Clinton River Watershed Council making a difference for fisheries conservation
April 25, 2013
Odds are you've never heard of the Clinton River Watershed Council (CRWC). Formed more than 40 years ago, the non-profit conservation organization is dedicated to education, stewardship and watershed-management planning. The group has quietly and effectively gone about its tasks, so much so that it has recently been recognized by the Department of Natural Resources with a "Partners in Conservation" Award, an honor bestowed upon groups and individuals who go above and beyond to foment conservation of Michigan's natural resources.
Fisheries Division's Lake Erie Management nominated the council for the award.
"They've got a lot of on-going information, education and outreach work throughout the watershed," said Jim Francis, a DNR fisheries biologist in southeast Michigan, who works with the CRWC regularly. "We have a really good relationship with this group."
The Clinton River Watershed consists of about 760 square miles, mostly in Oakland and Macomb counties, that includes 80 miles of Clinton River and about 1,000 miles of streams.

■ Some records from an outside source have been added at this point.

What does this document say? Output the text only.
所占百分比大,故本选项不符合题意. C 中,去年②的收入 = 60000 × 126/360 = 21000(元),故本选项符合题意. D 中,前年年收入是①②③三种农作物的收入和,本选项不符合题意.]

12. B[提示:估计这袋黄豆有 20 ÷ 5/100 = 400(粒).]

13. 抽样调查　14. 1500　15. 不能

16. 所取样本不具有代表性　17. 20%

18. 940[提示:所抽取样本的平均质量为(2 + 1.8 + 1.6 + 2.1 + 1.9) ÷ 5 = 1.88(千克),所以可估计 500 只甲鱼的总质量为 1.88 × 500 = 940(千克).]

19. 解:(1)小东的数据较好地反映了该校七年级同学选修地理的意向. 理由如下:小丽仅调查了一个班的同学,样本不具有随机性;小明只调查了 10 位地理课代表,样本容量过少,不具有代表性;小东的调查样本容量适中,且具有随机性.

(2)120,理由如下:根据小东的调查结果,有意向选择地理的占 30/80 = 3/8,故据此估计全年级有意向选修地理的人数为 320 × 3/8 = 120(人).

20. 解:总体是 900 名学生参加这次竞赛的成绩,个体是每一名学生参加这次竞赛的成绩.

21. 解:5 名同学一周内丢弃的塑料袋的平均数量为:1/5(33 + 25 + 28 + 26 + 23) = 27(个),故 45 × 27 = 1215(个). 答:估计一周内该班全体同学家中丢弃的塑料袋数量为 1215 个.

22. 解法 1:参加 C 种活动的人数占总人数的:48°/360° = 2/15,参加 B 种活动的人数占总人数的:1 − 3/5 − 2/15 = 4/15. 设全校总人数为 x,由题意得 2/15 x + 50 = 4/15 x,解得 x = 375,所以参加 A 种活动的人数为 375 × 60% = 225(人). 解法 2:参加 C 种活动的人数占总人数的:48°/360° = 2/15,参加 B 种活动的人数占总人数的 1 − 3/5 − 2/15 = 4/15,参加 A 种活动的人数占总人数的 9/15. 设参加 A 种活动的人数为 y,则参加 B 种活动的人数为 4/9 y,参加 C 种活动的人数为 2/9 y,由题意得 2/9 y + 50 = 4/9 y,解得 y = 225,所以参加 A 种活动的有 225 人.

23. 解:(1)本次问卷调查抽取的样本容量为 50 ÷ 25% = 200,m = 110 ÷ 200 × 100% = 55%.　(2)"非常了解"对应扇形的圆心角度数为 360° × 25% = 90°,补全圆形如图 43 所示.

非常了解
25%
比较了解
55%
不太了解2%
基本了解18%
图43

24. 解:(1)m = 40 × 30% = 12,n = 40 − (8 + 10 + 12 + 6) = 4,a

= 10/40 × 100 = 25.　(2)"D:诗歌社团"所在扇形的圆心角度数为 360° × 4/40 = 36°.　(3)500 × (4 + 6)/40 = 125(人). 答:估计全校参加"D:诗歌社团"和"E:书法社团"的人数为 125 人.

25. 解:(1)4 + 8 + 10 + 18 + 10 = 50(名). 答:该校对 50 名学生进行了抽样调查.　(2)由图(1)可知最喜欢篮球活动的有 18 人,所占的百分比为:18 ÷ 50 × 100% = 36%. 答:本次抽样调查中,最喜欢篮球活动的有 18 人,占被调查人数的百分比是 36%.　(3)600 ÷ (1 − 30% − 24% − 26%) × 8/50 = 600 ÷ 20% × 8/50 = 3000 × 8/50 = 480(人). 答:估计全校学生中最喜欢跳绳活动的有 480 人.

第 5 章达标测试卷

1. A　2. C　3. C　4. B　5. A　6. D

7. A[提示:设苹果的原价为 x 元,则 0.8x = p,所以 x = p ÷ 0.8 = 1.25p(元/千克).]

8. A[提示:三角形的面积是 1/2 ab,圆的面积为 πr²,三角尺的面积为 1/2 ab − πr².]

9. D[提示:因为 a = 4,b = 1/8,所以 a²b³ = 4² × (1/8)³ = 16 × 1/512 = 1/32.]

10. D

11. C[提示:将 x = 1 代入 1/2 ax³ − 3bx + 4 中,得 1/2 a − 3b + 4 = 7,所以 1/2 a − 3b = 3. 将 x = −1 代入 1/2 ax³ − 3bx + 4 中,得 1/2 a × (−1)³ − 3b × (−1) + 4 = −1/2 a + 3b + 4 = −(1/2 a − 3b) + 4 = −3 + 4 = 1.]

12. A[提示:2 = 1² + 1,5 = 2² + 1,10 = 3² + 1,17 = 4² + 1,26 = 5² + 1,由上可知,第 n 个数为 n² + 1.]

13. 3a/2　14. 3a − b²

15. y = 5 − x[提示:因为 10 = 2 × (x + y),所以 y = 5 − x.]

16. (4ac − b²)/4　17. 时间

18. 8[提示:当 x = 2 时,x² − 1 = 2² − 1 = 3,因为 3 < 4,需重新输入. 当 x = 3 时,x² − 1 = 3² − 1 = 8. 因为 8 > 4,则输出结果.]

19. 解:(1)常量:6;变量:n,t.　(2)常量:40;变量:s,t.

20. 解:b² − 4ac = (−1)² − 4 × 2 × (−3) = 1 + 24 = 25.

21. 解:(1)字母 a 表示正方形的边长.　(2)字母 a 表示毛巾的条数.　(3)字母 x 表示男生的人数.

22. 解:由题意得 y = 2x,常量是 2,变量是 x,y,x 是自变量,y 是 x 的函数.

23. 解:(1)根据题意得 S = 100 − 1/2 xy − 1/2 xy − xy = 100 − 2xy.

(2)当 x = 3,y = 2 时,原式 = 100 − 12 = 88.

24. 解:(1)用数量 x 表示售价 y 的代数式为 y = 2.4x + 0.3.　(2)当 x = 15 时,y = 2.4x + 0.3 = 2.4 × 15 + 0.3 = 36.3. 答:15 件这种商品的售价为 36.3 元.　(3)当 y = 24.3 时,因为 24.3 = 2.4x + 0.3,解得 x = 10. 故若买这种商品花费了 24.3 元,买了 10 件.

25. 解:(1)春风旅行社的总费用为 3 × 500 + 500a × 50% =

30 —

Francis said two projects that the council took on - removal of dams that have outlived their original purposes on the North Branch of the Clinton River and on Paint Creek - are excellent examples of how a citizens' group can have a positive effect on conservation.
"On the North Branch, they received the grants to do the work - one from the U.S. Fish and Wildlife Service and one from the National Fish and Wildlife Foundation," Francis explained. "They conducted the project oversight and administration, and the DNR did the actual work with our heavy equipment crew. That was a really good collaboration.
"Removal of that dam restored fish access to 21 miles of the mainstream, including 15 miles of trout water as well as another 18 miles of tributaries and 54 miles of intermittent tributaries. Just the fish passage alone is huge, but to me, removing the dam allowed for important stream-bank restoration. That's where you get the fish habitat."
The second project was recently completed on Paint Creek, which is a noted trout-fishing destination for anglers in southeastern Michigan, where trout water is rare.
Removing the dam at Paint Creek was a difficult, Francis said, as some landowners were opposed to it. But the CRWC stuck to its guns and worked through the system to prevail.
"The council got the grant, it hired the engineering firm, it oversaw the project from start to finish," Francis said. "They took their lumps, but they knew they were doing the right thing for the resource."
The dam at Paint Creek was causing erosion that resulted in the deposition of 46 tons of sediment into the stream every year, Francis said.
"Think about that - that's like taking dump-truck load after dump-truck load of sediment into the creek," Francis said. "That sediment is settling over the gravel that the trout and aquatic insects need. So while we focus on the fish passage when we talk about dam removal, it's the overall health of the stream that's being restored.
"Both of these projects had a direct benefit on rare and important resources in southeast Michigan."
Formed in 1972 as an association of local governments under the auspices of the Local Rivers Management Act of 1964, the CRWC coordinates the efforts of local governments, businesses and community groups to improve water quality and celebrate the value of the Clinton River as a natural and recreational resource.
In 1994, the CRWC reorganized as a non-profit organization, which allowed it to apply for funding from governmental agencies and private entities. The CRWC is funded by dues from county government members; business partnerships; state, federal, and private grants; and individual donations.
Anne Vaara, who joined the CRWC in 2007 and serves as executive director, said the group was thrilled when it heard it would receive an award from the DNR.
"We're deeply honored," she said. "The DNR has been a great partner for us for years. We wouldn't be able to do much of our work at all without partnerships, and having a partnership with the DNR has been essential."
Although Francis specifically cited the dam removal projects as the reason the CRWC was nominated for the DNR award, the group maintains a number of on-going programs for the betterment of the watershed.
Stream Leaders, for instance, is an educational program designed to give local students an in-depth knowledge of how natural systems operate. The program gives youths a background in water-quality monitoring, data interpretation and citizen action, while producing information for local officials about the watershed's qualities. Students and teachers get into the river to understand the chemistry, physical conditions and land uses that impact the river. Students take water-quality samples and survey the biological communities to help evaluate the health of the river.
About 4,500 middle school and high school students participate each year, Vaara said.
The Adopt-A-Stream Program is designed to empower community members to help protect local rivers and streams. Volunteers are assigned to teams and are equipped to gather information on the habitat and invertebrate communities. Twice a year (May and October), Adopt-A-Stream members visit assigned sites to collect invertebrates that live in the streams and adjacent vegetation. The data collected is used by the council as well as municipalities and the state of Michigan to assess stream health and make recommendations for protection and restoration of the habitat. Volunteers of the Clinton River Coldwater Conservation Project, for instance, have collected data that has been used to select sites for trout habitat restoration.
There are 55 sites, each about 200 linear stream/feet, in the program, Vaara said. Some 220 volunteers are involved.
The CRWC is one of numerous organizations that partners with the DNR in fisheries conservation programs.